Systemd Mail
In this small article I am going to explain how to setup a small systemd service for notifications in case of failing systemd services.
You’ll need the following software for it:
- systemd
- a mail transfer agent (postfix, qmail, exim, name your poison)
- sendmail (or any other application that can send mails)
I chose sendmail.

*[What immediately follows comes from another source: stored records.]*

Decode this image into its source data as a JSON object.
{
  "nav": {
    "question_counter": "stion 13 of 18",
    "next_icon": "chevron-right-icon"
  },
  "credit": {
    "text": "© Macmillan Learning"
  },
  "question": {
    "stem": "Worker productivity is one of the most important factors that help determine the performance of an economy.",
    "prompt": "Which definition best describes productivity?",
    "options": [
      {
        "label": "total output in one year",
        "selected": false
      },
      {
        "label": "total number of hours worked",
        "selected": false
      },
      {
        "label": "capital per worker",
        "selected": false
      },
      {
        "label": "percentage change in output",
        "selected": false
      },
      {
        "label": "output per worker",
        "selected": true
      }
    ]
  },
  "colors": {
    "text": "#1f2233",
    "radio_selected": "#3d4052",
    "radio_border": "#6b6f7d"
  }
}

First create /usr/local/bin/systemd-mail
:
#!/bin/bash
sendmail -i -t <<ERRMAIL
To: <your mail address>
From: systemd <root@$HOSTNAME>
Subject: [$HOSTNAME] $1
Content-Transfer-Encoding: 8bit
Content-Type: text/plain; charset=UTF-8
$(systemctl status --full "$1")
ERRMAIL
Then create this systemd service:
[Unit]
Description=status email for %i to user
[Service]
Type=oneshot
ExecStart=/usr/local/bin/systemd-email %i
User=nobody
Group=systemd-journal
The parameter %i
works as variable for the corresponding systemd services.
Now you can add the following Line to every systemd service you like to monitor (the line has to be in the [Unit]
section): OnFailure=systemd-email@%n.service
. %n
contains the name of the service, that way it will be correctly replaced in the subject of the mail.
You can also use other keywords than OnFailure
. Just checkout the systemd man pages.